Can you tell I have been slacking lately?  So, this recipe is not inspired by any recipe rather a reminder I got from my email letting me know how much I like taco salad (Don't you get those types of emails all the time?).  So I ran out and got a couple ingredients and used some of what we had on hand to make up the rest.  "What goes on my taco salad?"  I hear you ask.  

Here is the rundown of ingredients:
Sharp Cheddar cheese
red onions (organic from our CSA!)
taco meat
green salsa
black olives
cucumbers (organic from our CSA!)
creamy cilantro dressing

This is a sad salad indeed.  But because Drew does not like much more on his salad than lettuce and cheese, this was stepping out there.  If the avocados from our CSA were ready, they would have made the cut.  Overall, it was a nice summer meal. 

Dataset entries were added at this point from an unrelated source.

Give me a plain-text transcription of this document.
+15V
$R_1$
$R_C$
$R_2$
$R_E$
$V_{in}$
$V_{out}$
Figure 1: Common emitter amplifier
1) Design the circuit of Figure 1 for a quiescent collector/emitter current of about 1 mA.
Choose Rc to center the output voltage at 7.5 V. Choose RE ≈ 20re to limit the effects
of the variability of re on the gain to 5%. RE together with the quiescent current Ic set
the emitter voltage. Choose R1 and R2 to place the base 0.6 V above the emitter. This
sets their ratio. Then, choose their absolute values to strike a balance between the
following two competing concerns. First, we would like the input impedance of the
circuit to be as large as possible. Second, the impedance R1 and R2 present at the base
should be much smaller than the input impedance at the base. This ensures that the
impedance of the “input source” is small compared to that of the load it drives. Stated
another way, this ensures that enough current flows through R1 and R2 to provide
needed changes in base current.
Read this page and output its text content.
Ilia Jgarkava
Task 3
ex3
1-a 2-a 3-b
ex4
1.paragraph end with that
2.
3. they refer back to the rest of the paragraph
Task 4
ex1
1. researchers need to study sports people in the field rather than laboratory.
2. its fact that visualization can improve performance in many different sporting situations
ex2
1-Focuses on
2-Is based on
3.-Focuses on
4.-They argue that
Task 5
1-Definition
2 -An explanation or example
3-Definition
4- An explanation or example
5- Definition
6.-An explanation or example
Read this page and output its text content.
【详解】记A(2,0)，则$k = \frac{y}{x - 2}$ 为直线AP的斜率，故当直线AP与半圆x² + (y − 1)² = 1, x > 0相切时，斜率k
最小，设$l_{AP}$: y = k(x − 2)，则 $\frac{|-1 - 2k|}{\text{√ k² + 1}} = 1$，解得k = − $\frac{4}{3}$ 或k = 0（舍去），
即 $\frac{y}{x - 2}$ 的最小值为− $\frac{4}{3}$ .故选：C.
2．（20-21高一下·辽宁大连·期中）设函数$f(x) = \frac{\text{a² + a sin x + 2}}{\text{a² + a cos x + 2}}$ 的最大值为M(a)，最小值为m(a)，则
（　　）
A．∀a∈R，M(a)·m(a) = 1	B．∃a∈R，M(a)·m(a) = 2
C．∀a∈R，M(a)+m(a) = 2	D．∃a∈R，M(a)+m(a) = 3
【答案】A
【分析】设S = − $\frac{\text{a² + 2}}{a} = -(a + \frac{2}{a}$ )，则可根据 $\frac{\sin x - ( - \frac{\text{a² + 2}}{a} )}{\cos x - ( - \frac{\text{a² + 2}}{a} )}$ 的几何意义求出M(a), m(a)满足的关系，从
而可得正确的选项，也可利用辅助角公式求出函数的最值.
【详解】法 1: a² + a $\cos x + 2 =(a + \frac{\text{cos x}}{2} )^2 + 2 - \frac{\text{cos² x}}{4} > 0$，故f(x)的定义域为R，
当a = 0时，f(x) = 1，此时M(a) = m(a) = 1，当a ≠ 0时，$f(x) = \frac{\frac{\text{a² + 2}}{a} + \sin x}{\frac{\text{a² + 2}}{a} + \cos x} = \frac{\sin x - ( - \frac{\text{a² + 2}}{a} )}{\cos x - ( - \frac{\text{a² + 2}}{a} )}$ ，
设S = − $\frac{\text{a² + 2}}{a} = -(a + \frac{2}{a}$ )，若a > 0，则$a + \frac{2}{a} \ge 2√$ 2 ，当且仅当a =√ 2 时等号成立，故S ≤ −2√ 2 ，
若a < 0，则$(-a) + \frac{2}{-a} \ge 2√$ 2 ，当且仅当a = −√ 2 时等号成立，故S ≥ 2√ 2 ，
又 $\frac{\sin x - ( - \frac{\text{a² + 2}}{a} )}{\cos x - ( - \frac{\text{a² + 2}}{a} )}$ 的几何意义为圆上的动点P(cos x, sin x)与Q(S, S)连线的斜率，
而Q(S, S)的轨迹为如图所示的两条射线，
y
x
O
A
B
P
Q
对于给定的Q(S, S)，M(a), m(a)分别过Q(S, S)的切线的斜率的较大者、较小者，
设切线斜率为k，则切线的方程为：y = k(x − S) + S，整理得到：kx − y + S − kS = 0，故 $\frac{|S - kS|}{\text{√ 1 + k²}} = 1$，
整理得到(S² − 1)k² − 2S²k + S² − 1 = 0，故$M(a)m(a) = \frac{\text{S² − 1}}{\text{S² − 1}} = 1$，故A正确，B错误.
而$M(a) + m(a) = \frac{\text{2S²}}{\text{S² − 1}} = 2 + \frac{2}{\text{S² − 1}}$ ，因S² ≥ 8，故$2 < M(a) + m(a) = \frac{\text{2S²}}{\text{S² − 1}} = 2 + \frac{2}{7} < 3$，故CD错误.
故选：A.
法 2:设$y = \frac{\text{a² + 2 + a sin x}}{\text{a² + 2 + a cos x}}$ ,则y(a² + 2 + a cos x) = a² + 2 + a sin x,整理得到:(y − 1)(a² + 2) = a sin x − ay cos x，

Drew's contribution to our dinner was a cocktail of his imagining.  It all started a couple days ago when we found a liquer on sale for $4.00/bottle...crazy, right?  So, we snatched up a bottle and Drew started brainstorming what we could do with it.  He came up with a rasberry-lime concoction that was pretty tasty.  The recipe still needs a little tweaking, but it looks pretty, doesn't it?

Tuesday, July 27, 2010

Baking School: Week 4

Hello, my name is Leah and I am a breadmaker. 

For the last week, I have been working on a 12 step program.  No, not that one.  The one that results in warm kitchens, yummy smells, and yeasty goodness of a whole other sort: the 12 step program for baking bread. 

At the beginning of the year, I set a goal for this year to learn how to make bread.  But ,I have to be honest, I was pretty intimidated by my goal.  I had never attempted anything beyond banana bread and I had never used yeast in my life.  So, imagine my terror when I opened my textbook and found out the process of making bread was even more involved than I had ever imagined!  

Thankfully, our teacher is helpful in guiding us through the program, defining terminology, and encouraging us to go for it.  Over the last week, we made: focaccia, sweet rolls, danish, brioche, french loaves, and whole wheat dinner rolls.  Whew!  That is a lot of bread and a lot of patience!  If there is one thing I am learning about baking in general each week, it is patience.  The process of baking is not something you can just speed up because you are running short on time, or you just want to get it over with.  Attention to each of the 12 steps is necessary in order to acheive the best possible results. 

So, my teacher suggests that we select one type of bread and make it until we know it fully.  I think I am going to choose french bread.  My goal is to make it at least once a week for a while.  That means lots of bread to give away!  That also means I will be well on my way to fulfilling my New Year's resolution.